MESOBLAST (MSB) - FDA will likely approve Ryoncil (analysis)

MSB is developing Ryoncil - an IV stem cell therapy for the treatment of acute graft versus host disease (aGVHD) in paediatrics. aGCHD is a potentially life threatening (up to 70-90% mortality) complication of bone marrow transplants (indicated for leukemia/lymphoma etc). Ryoncil has been accepted by the FDA for priority review with a PDUFA action date of US 30th September (1st Oct in AUS).

Why might the FDA approve Ryoncil?
Probability wise:
- Oncology therapy's have an average 88% probability of being approved once they have been accepted for review (data averaged from results from Wong et al (2018), Thomas et al (2016), Hay et al (2014), and DiMasi et al (2010)).
- As part of the review, the FDA requested a recommendation from the Oncologist Drugs Advisory Committee (clinical oncology academics and statisticians) who on Aug 13th voted 9:1 that the available data supports the efficacy of Ryoncil.
- Ryoncil has been approved in Japan for the last 5 years with strong yoy growth.

Benefit-risk ethics analysis:
- There are no FDA approved treatments for aGCHD in pediatrics and no therapies are considered standard of care.
- Ryoncil is effective vs placebo (28d survival 64% vs 38%, 100d survival 79% vs 54%).
- Adverse Effects of Ryoncil were not statistically different from placebo. In fact unapproved treatments (steroids) carry high risk of toxicity.
- aGCHD has a 70-90% mortality rate, there are no FDA approved treatments, Ryoncil appears to be effective, risk of doing harm by approving Ryoncil is low. It seems like the ethical decision is to approve Ryoncil.
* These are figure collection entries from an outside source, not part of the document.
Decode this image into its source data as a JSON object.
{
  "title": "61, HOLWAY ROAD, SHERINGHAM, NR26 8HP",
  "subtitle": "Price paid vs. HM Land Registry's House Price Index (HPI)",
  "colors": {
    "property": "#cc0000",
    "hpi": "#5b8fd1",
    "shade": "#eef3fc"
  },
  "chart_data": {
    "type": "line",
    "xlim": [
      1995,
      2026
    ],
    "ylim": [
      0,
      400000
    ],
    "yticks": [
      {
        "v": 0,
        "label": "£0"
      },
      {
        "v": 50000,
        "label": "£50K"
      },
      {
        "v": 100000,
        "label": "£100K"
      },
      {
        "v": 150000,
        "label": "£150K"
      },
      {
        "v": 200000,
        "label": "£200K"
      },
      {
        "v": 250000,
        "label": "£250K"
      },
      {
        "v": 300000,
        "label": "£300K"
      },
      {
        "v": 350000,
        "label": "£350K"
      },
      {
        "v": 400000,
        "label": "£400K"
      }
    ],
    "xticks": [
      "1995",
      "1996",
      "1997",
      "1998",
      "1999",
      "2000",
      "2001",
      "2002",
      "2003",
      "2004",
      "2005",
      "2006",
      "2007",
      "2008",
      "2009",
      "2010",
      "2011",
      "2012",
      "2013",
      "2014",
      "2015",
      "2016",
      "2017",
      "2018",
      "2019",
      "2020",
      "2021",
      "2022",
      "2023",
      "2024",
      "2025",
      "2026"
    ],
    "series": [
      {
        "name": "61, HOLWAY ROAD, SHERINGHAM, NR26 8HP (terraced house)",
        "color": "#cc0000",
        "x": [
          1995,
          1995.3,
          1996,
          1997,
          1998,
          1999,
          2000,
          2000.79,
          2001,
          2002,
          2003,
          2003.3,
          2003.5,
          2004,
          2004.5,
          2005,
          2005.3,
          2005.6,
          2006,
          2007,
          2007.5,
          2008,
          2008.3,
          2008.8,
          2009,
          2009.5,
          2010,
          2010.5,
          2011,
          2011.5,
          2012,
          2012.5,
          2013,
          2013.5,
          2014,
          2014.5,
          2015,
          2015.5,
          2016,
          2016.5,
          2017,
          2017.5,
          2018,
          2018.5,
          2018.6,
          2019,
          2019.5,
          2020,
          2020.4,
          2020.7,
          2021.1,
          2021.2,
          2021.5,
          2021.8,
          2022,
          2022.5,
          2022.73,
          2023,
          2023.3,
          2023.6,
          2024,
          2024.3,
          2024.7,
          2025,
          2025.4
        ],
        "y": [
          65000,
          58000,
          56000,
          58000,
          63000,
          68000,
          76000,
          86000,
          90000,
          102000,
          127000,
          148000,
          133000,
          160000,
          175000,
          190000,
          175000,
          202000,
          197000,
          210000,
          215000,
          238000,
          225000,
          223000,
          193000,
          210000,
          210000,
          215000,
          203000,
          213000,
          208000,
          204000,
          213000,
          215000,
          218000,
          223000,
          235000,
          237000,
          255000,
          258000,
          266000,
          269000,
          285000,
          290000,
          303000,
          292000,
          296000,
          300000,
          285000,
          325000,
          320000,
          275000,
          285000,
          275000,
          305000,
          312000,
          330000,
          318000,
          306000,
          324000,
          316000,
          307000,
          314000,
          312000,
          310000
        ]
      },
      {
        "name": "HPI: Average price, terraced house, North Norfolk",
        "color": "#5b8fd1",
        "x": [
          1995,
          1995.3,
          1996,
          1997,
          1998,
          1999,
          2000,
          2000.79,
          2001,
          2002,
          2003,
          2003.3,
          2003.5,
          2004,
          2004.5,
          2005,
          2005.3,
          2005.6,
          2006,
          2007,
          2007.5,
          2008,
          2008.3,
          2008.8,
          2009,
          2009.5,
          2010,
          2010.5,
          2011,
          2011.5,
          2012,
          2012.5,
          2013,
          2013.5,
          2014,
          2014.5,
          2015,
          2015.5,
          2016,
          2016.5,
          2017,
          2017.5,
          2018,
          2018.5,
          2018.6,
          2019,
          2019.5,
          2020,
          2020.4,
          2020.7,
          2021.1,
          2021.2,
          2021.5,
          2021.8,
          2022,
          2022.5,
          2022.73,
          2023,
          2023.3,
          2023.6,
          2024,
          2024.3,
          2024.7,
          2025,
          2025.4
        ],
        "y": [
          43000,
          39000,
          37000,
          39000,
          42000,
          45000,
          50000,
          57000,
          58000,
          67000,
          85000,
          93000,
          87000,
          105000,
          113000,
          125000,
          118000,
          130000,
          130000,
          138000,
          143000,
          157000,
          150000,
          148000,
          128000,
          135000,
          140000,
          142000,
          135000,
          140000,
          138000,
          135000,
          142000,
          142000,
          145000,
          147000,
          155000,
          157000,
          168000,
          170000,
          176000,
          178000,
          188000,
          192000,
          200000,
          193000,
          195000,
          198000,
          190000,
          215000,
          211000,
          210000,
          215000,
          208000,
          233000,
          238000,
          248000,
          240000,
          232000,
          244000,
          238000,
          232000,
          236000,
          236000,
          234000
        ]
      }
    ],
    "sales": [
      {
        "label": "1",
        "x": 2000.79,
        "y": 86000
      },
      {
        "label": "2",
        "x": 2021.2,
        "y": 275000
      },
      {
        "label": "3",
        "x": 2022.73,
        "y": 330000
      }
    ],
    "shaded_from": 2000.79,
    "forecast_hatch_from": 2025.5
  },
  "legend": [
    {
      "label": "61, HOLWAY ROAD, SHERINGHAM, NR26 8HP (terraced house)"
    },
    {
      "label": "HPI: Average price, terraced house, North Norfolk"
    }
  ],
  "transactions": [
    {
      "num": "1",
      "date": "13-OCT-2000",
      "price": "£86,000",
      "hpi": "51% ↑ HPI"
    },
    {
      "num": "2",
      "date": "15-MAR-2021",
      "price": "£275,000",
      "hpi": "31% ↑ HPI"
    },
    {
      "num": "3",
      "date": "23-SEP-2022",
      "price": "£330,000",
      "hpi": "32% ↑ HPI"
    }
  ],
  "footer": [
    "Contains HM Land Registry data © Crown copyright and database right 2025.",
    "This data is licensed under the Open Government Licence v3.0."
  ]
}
Why might not the FDA approve Ryoncil?
- The FDA prefers double-blinded, placebo-controlled RCT's to show effectiveness. However, due to the high mortality rate of aGCHD, enrolling children into an RCT is clearly not ethical. I'd argue that the single arm study comparing to an external control population is as good as you're gonna get. It also does not need to be blinded as the primary endpoint is mortality. The 9:1 ODAC vote seems to support this.
- The study was small (N=14, N=13). It might be reasonable for the FDA to ask for another (potentially larger) study to replicate the results which is a risk.
- Quality control concerns. The FDA raised concerns that the way MSB measure the potency of the Ryoncil (CQA's) may not be enough to ensure the clinical effectiveness of the product. I'm no expert in this part but when MSB responded to these concerns in the webcast, they kind of just reiterated the CQA's from their manufacturing were very high but didn't really address the concern that the CQA's might not translate to clinical effectiveness. It might be reasonable for the FDA to ask for more data on this.
- Even if more data is requested, Ryoncil can still be provisionally approved.


Conclusion:
The FDA will likely approve or provisionally approve (with the request of more data) Ryoncil therapy for pediatric aGVHD in the US which will strongly improve the revenue potential of MSB.